"Penjual sekoteng saja tidak malu terus-menerus menawarkan dagangannya. Mengapa saya harus malu menawarkan buku," begitu hal yang terlintas pada benak Omjay.
Omjay yang tadinya ragu dan malu menjual bukunya, setelah mendengar penuturan Mang Ujang Penjual Sekoteng, rasa malu untuk menawarkan bukunya lenyap seketika.
Akhirnya, tidak henti dan bosan berulang kali menawarkan "dagangannya" kepada komunitas menulisnya. Bahkan beberapa orang ditawari melalui "jalur pribadi" kontak WA, termasuk saya.
Sebagaimana sikap Omjay terhadap Kang Sekoteng, demikian pula sikap saya terhadap buku bersampul coklat itu. Seperti Omjay yang penasaran pada rasa sekoteng yang tiap hari lewat depan teras rumahnya, demikian pula saya.

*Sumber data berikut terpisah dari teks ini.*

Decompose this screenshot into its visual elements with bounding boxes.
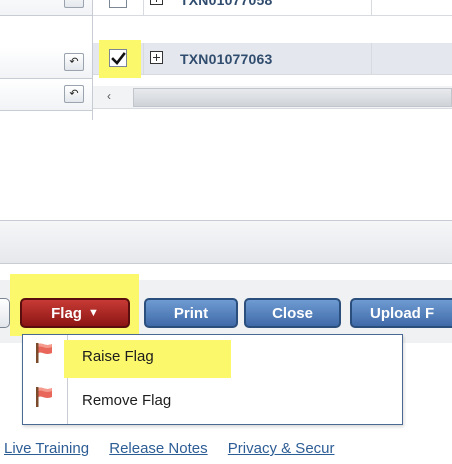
upload-button[interactable]: Upload F: [350, 298, 452, 328]
flag-icon: [36, 387, 52, 407]
flag-dropdown-menu: Raise Flag Remove Flag: [22, 334, 403, 425]
menu-item-label: Remove Flag: [82, 392, 172, 409]
left-row: ↶: [0, 0, 92, 16]
scrollbar-thumb[interactable]: [133, 88, 452, 107]
toolbar-button-partial[interactable]: [0, 298, 10, 328]
transaction-id[interactable]: TXN01077063: [180, 51, 273, 67]
transaction-id[interactable]: TXN01077058: [180, 0, 273, 8]
menu-item-remove-flag[interactable]: Remove Flag: [23, 379, 402, 419]
undo-button[interactable]: ↶: [64, 0, 84, 8]
undo-button[interactable]: ↶: [64, 53, 84, 71]
horizontal-scrollbar[interactable]: ‹: [93, 86, 452, 109]
flag-button-label: Flag: [51, 304, 82, 322]
menu-item-label: Raise Flag: [82, 348, 154, 365]
checkmark-icon: [111, 52, 126, 65]
menu-item-raise-flag[interactable]: Raise Flag: [23, 335, 402, 378]
link-privacy-security[interactable]: Privacy & Secur: [228, 440, 335, 457]
table-row[interactable]: TXN01077063: [93, 40, 452, 78]
caret-down-icon: ▼: [87, 307, 99, 319]
upload-button-label: Upload F: [370, 304, 435, 322]
scroll-left-icon[interactable]: ‹: [107, 89, 111, 103]
print-button-label: Print: [173, 304, 209, 322]
undo-button[interactable]: ↶: [64, 85, 84, 103]
row-checkbox[interactable]: [109, 49, 127, 67]
row-checkbox[interactable]: [109, 0, 127, 8]
print-button[interactable]: Print: [144, 298, 238, 328]
flag-button[interactable]: Flag ▼: [20, 298, 130, 328]
transaction-grid: TXN01077058 TXN01077063 ‹: [93, 0, 452, 122]
grid-footer: [0, 221, 452, 264]
expand-icon[interactable]: [150, 0, 163, 5]
footer-links: Live Training Release Notes Privacy & Se…: [0, 440, 452, 457]
link-release-notes[interactable]: Release Notes: [109, 440, 207, 457]
close-button-label: Close: [272, 304, 313, 322]
link-live-training[interactable]: Live Training: [4, 440, 89, 457]
left-panel: ↶ ↶ ↶: [0, 0, 93, 120]
expand-icon[interactable]: [150, 51, 163, 64]
close-button[interactable]: Close: [244, 298, 341, 328]
left-row: ↶: [0, 47, 92, 79]
left-row: ↶: [0, 79, 92, 111]
flag-icon: [36, 343, 52, 363]
table-row[interactable]: TXN01077058: [93, 0, 452, 16]
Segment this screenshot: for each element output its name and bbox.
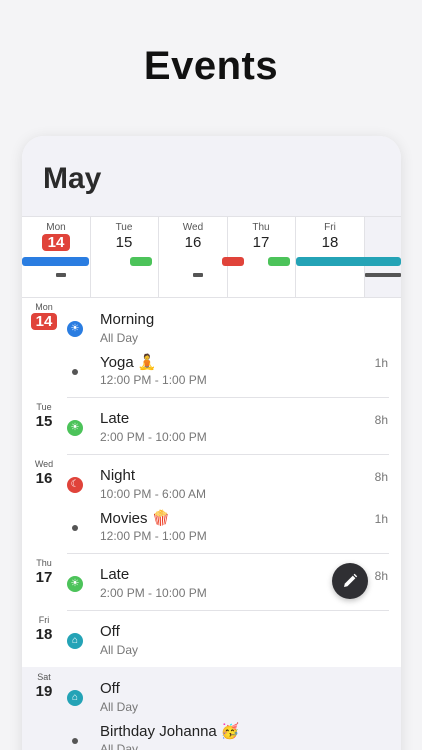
event-duration: 1h [374, 512, 388, 526]
event-row[interactable]: ⌂ Off All Day [22, 680, 401, 728]
event-title: Yoga 🧘 [100, 354, 157, 371]
week-day-name: Wed [182, 222, 204, 233]
sun-icon: ☀ [67, 576, 83, 592]
home-icon: ⌂ [67, 690, 83, 706]
week-day-name: Mon [46, 222, 66, 233]
event-title: Off [100, 680, 120, 697]
week-day-wed[interactable]: Wed 16 [159, 217, 228, 297]
event-time: All Day [100, 700, 139, 714]
moon-icon: ☾ [67, 477, 83, 493]
shift-bar-night [222, 257, 244, 266]
week-day-name: Tue [115, 222, 133, 233]
edit-button[interactable] [332, 563, 368, 599]
event-time: 12:00 PM - 1:00 PM [100, 373, 207, 387]
event-time: 2:00 PM - 10:00 PM [100, 586, 207, 600]
event-title: Late [100, 566, 130, 583]
pencil-icon [344, 573, 358, 587]
dot-icon [72, 738, 78, 744]
month-title: May [43, 162, 102, 195]
event-row[interactable]: ☾ Night 10:00 PM - 6:00 AM 8h [22, 467, 401, 515]
shift-bar-late [130, 257, 152, 266]
week-day-number: 16 [184, 234, 202, 251]
shift-bar-morning [22, 257, 89, 266]
week-day-number: 17 [252, 234, 270, 251]
event-duration: 8h [374, 569, 388, 583]
event-marker [56, 273, 66, 277]
week-day-name: Fri [324, 222, 336, 233]
event-title: Morning [100, 311, 155, 328]
month-header: May [22, 136, 401, 216]
event-title: Off [100, 623, 120, 640]
event-marker [193, 273, 203, 277]
event-time: All Day [100, 742, 139, 750]
divider [67, 553, 389, 554]
calendar-card: May Mon 14 Tue 15 Wed 16 Thu 17 Fri 18 S… [22, 136, 401, 750]
event-marker [365, 273, 401, 277]
week-day-name: Sa [391, 222, 401, 233]
divider [67, 454, 389, 455]
event-row[interactable]: Yoga 🧘 12:00 PM - 1:00 PM 1h [22, 353, 401, 401]
event-duration: 1h [374, 356, 388, 370]
event-title: Late [100, 410, 130, 427]
event-row[interactable]: ⌂ Off All Day [22, 623, 401, 671]
dot-icon [72, 369, 78, 375]
shift-bar-off [296, 257, 401, 266]
dot-icon [72, 525, 78, 531]
event-row[interactable]: ☀ Late 2:00 PM - 10:00 PM 8h [22, 410, 401, 458]
divider [67, 397, 389, 398]
event-time: 12:00 PM - 1:00 PM [100, 529, 207, 543]
event-title: Birthday Johanna 🥳 [100, 723, 240, 740]
week-strip[interactable]: Mon 14 Tue 15 Wed 16 Thu 17 Fri 18 Sa 19 [22, 216, 401, 298]
week-day-name: Thu [252, 222, 270, 233]
week-day-number: 18 [321, 234, 339, 251]
event-title: Night [100, 467, 136, 484]
event-time: 10:00 PM - 6:00 AM [100, 487, 207, 501]
week-day-number-today: 14 [41, 234, 71, 251]
event-title: Movies 🍿 [100, 510, 171, 527]
sunrise-icon: ☀ [67, 321, 83, 337]
home-icon: ⌂ [67, 633, 83, 649]
event-row[interactable]: ☀ Morning All Day [22, 311, 401, 359]
page-heading: Events [143, 44, 279, 88]
event-row[interactable]: Birthday Johanna 🥳 All Day [22, 722, 401, 750]
sun-icon: ☀ [67, 420, 83, 436]
event-duration: 8h [374, 413, 388, 427]
week-day-number: 15 [115, 234, 133, 251]
divider [67, 610, 389, 611]
event-duration: 8h [374, 470, 388, 484]
event-row[interactable]: Movies 🍿 12:00 PM - 1:00 PM 1h [22, 509, 401, 557]
event-time: 2:00 PM - 10:00 PM [100, 430, 207, 444]
event-time: All Day [100, 643, 139, 657]
shift-bar-late [268, 257, 290, 266]
event-time: All Day [100, 331, 139, 345]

Akhirnya saya pun penasaran dengan isi buku itu. Saya tulis balasan kepada Omjay bahwa saya memesan satu buku saja. Tidak lupa saya tulis lengkap alamat rumah saya. Itu sebagai bukti bahwa saya serius memesannya.
Demikianlah. Kang Sekoteng bernama Ujang, yang selalu menawarkan dagangan ketika lewat depan rumah Omjay telah menginspirasi Guru Blogger itu strategi memasarkan memasarkan bukunya. Pada awal hanya tercetak sepuluh eksemplar hingga ratusan eksemplar. Hebat, bukan?
Terima kasih Omjay, saya sudah diundang dan diajak bergabung berbincang. Meskipun tidak bisa mengikuti sampai selesai dan harus pamit keluar ruang Zoom, saya mendapat banyak pencerahan.